Created on 11-04-2016 05:39 AM - edited 09-16-2022 03:46 AM
Good Afternoon,
We're giving the Spark 2.0 beta a try on a cluster running CDH 5.9 that has GPLEXTRAS deployed. Under Spark 1.6 we haven't noticed any problems, but with 2.0 the RDD interface for reading text files fails because it looks like the Lzo JARs and native libraries (from GPLEXTRAS) aren't on the classpath.
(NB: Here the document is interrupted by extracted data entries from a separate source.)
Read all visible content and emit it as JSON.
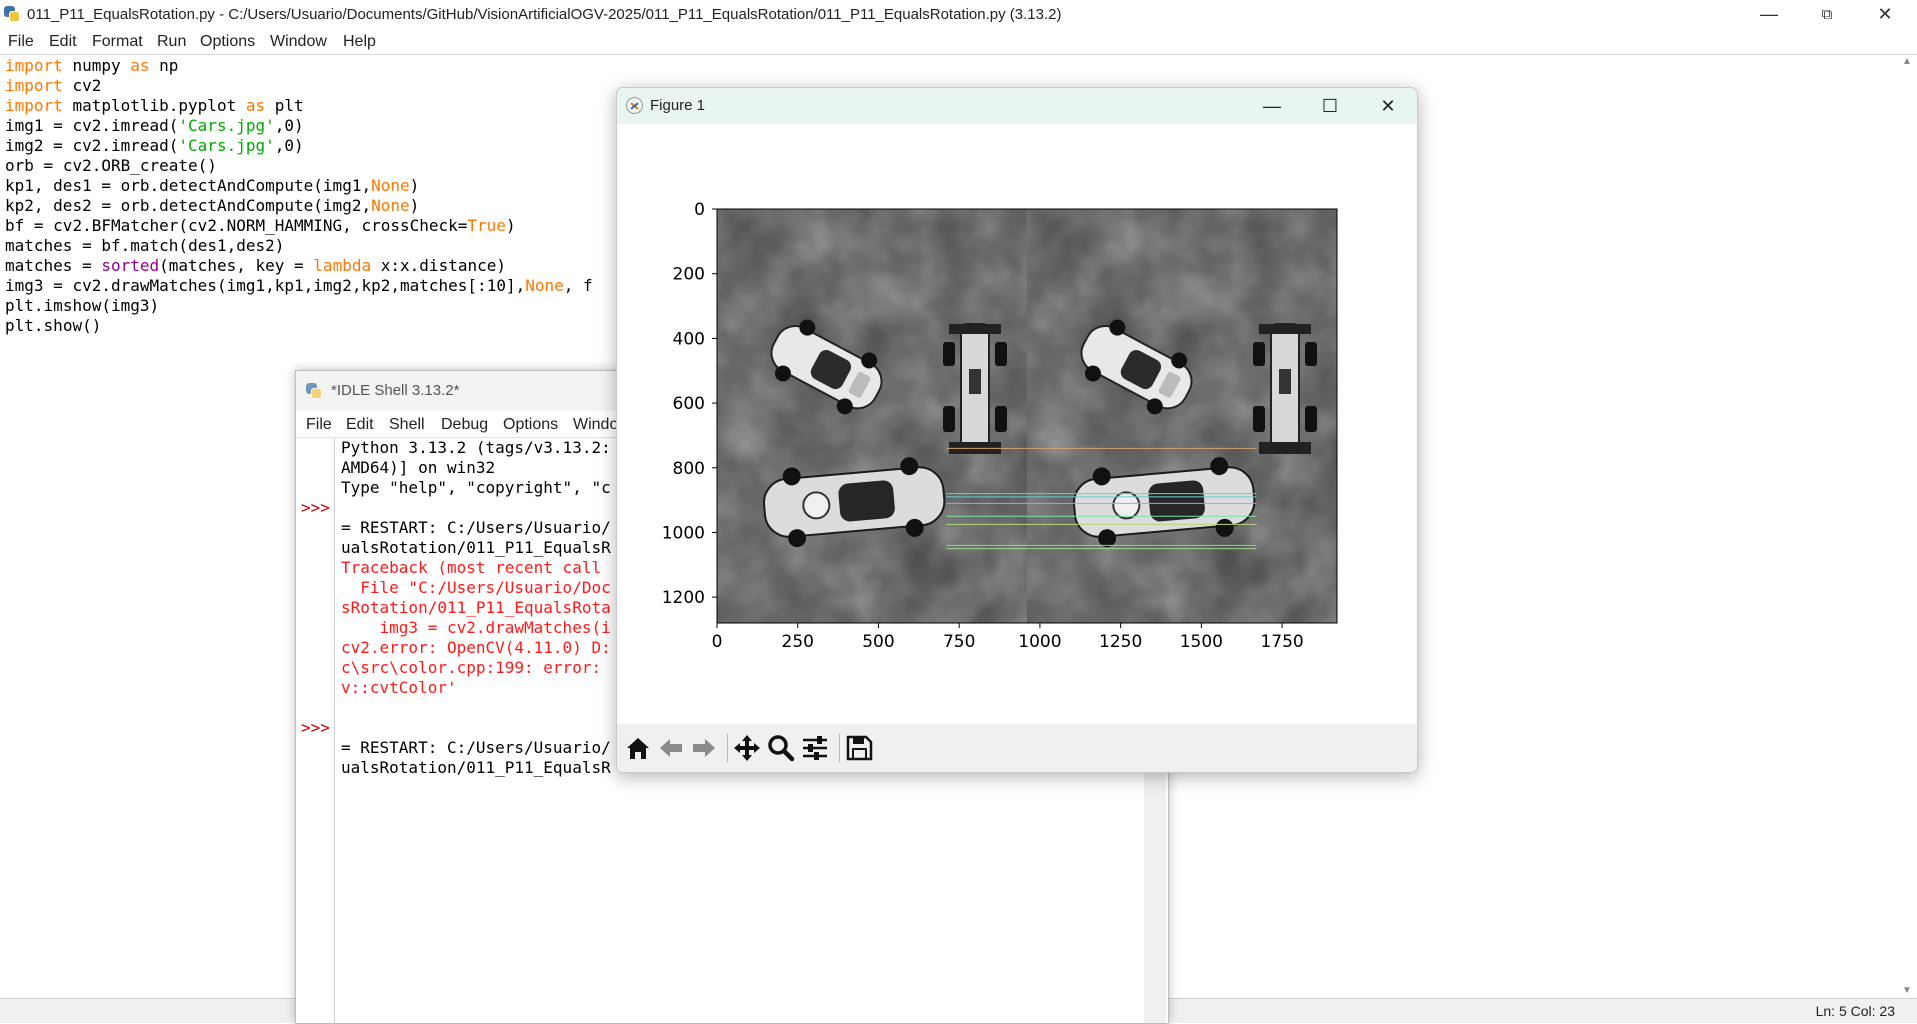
{
  "editor": {
    "title": "011_P11_EqualsRotation.py - C:/Users/Usuario/Documents/GitHub/VisionArtificialOGV-2025/011_P11_EqualsRotation/011_P11_EqualsRotation.py (3.13.2)",
    "controls": {
      "minimize": "—",
      "maximize": "⧉",
      "close": "✕"
    },
    "menu": [
      "File",
      "Edit",
      "Format",
      "Run",
      "Options",
      "Window",
      "Help"
    ],
    "code_lines": [
      "import numpy as np",
      "import cv2",
      "import matplotlib.pyplot as plt",
      "img1 = cv2.imread('Cars.jpg',0)",
      "img2 = cv2.imread('Cars.jpg',0)",
      "orb = cv2.ORB_create()",
      "kp1, des1 = orb.detectAndCompute(img1,None)",
      "kp2, des2 = orb.detectAndCompute(img2,None)",
      "bf = cv2.BFMatcher(cv2.NORM_HAMMING, crossCheck=True)",
      "matches = bf.match(des1,des2)",
      "matches = sorted(matches, key = lambda x:x.distance)",
      "img3 = cv2.drawMatches(img1,kp1,img2,kp2,matches[:10],None, f",
      "plt.imshow(img3)",
      "plt.show()"
    ],
    "status": "Ln: 5   Col: 23"
  },
  "shell": {
    "title": "*IDLE Shell 3.13.2*",
    "menu": [
      "File",
      "Edit",
      "Shell",
      "Debug",
      "Options",
      "Windo"
    ],
    "prompts": [
      ">>>",
      ">>>"
    ],
    "lines": [
      {
        "text": "Python 3.13.2 (tags/v3.13.2:",
        "kind": "normal"
      },
      {
        "text": "AMD64)] on win32",
        "kind": "normal"
      },
      {
        "text": "Type \"help\", \"copyright\", \"c",
        "kind": "normal"
      },
      {
        "text": "",
        "kind": "normal"
      },
      {
        "text": "= RESTART: C:/Users/Usuario/",
        "kind": "normal"
      },
      {
        "text": "ualsRotation/011_P11_EqualsR",
        "kind": "normal"
      },
      {
        "text": "Traceback (most recent call ",
        "kind": "error"
      },
      {
        "text": "  File \"C:/Users/Usuario/Doc",
        "kind": "error"
      },
      {
        "text": "sRotation/011_P11_EqualsRota",
        "kind": "error"
      },
      {
        "text": "    img3 = cv2.drawMatches(i",
        "kind": "error"
      },
      {
        "text": "cv2.error: OpenCV(4.11.0) D:",
        "kind": "error"
      },
      {
        "text": "c\\src\\color.cpp:199: error: ",
        "kind": "error"
      },
      {
        "text": "v::cvtColor'",
        "kind": "error"
      },
      {
        "text": "",
        "kind": "normal"
      },
      {
        "text": "",
        "kind": "normal"
      },
      {
        "text": "= RESTART: C:/Users/Usuario/",
        "kind": "normal"
      },
      {
        "text": "ualsRotation/011_P11_EqualsR",
        "kind": "normal"
      }
    ]
  },
  "figure": {
    "title": "Figure 1",
    "controls": {
      "minimize": "—",
      "maximize": "☐",
      "close": "✕"
    },
    "toolbar_icons": [
      "home-icon",
      "back-arrow-icon",
      "forward-arrow-icon",
      "pan-icon",
      "zoom-icon",
      "configure-subplots-icon",
      "save-icon"
    ]
  },
  "chart_data": {
    "type": "image",
    "description_axes": "imshow of concatenated grayscale images",
    "x_ticks": [
      0,
      250,
      500,
      750,
      1000,
      1250,
      1500,
      1750
    ],
    "y_ticks": [
      0,
      200,
      400,
      600,
      800,
      1000,
      1200
    ],
    "xlim": [
      0,
      1920
    ],
    "ylim": [
      1280,
      0
    ],
    "match_lines": [
      {
        "y1": 740,
        "y2": 740,
        "color": "#d6a56b"
      },
      {
        "y1": 880,
        "y2": 880,
        "color": "#6ad6a8"
      },
      {
        "y1": 890,
        "y2": 890,
        "color": "#6acbd6"
      },
      {
        "y1": 910,
        "y2": 910,
        "color": "#a6a0e8"
      },
      {
        "y1": 950,
        "y2": 950,
        "color": "#7ee29a"
      },
      {
        "y1": 975,
        "y2": 975,
        "color": "#b6d67a"
      },
      {
        "y1": 1040,
        "y2": 1040,
        "color": "#7ad6a0"
      },
      {
        "y1": 1050,
        "y2": 1050,
        "color": "#9cdb8e"
      }
    ],
    "x_split": 960
  }
}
For example:
scala> sc.textFile("/any/path").count() java.lang.RuntimeException: Error in configuring object at org.apache.hadoop.util.ReflectionUtils.setJobConf(ReflectionUtils.java:109) at org.apache.hadoop.util.ReflectionUtils.setConf(ReflectionUtils.java:75) at org.apache.hadoop.util.ReflectionUtils.newInstance(ReflectionUtils.java:133) at org.apache.spark.rdd.HadoopRDD.getInputFormat(HadoopRDD.scala:185) at org.apache.spark.rdd.HadoopRDD.getPartitions(HadoopRDD.scala:198) at org.apache.spark.rdd.RDD$$anonfun$partitions$2.apply(RDD.scala:248) at org.apache.spark.rdd.RDD$$anonfun$partitions$2.apply(RDD.scala:246) at scala.Option.getOrElse(Option.scala:121) at org.apache.spark.rdd.RDD.partitions(RDD.scala:246) at org.apache.spark.rdd.MapPartitionsRDD.getPartitions(MapPartitionsRDD.scala:35) at org.apache.spark.rdd.RDD$$anonfun$partitions$2.apply(RDD.scala:248) at org.apache.spark.rdd.RDD$$anonfun$partitions$2.apply(RDD.scala:246) at scala.Option.getOrElse(Option.scala:121) at org.apache.spark.rdd.RDD.partitions(RDD.scala:246) at org.apache.spark.SparkContext.runJob(SparkContext.scala:1933) at org.apache.spark.rdd.RDD.count(RDD.scala:1128) ... 48 elided Caused by: java.lang.reflect.InvocationTargetException: java.lang.IllegalArgumentException: Compression codec com.hadoop.compression.lzo.LzoCodec not found. at sun.reflect.NativeMethodAccessorImpl.invoke0(Native Method) at sun.reflect.NativeMethodAccessorImpl.invoke(NativeMethodAccessorImpl.java:62) at sun.reflect.DelegatingMethodAccessorImpl.invoke(DelegatingMethodAccessorImpl.java:43) at java.lang.reflect.Method.invoke(Method.java:498) at org.apache.hadoop.util.ReflectionUtils.setJobConf(ReflectionUtils.java:106) ... 63 more Caused by: java.lang.IllegalArgumentException: Compression codec com.hadoop.compression.lzo.LzoCodec not found. at org.apache.hadoop.io.compress.CompressionCodecFactory.getCodecClasses(CompressionCodecFactory.java:135) at org.apache.hadoop.io.compress.CompressionCodecFactory.<init>(CompressionCodecFactory.java:175) at org.apache.hadoop.mapred.TextInputFormat.configure(TextInputFormat.java:45) ... 68 more Caused by: java.lang.ClassNotFoundException: Class com.hadoop.compression.lzo.LzoCodec not found at org.apache.hadoop.conf.Configuration.getClassByName(Configuration.java:2105) at org.apache.hadoop.io.compress.CompressionCodecFactory.getCodecClasses(CompressionCodecFactory.java:128) ... 70 more
I'm a bit stumped on how to tackle this. It looks like the SPARK_EXTRA_LIB_PATH and SPARK_DIST_CLASSPATH environment variables are where I should be looking to fix this, but these seem to be managed by CM.
Any ideas?
Thanks in advance,
- Andrew
Created 11-10-2016 04:11 AM
This problem occurred with beta1. After upgrading to beta2 we no longer see this problem.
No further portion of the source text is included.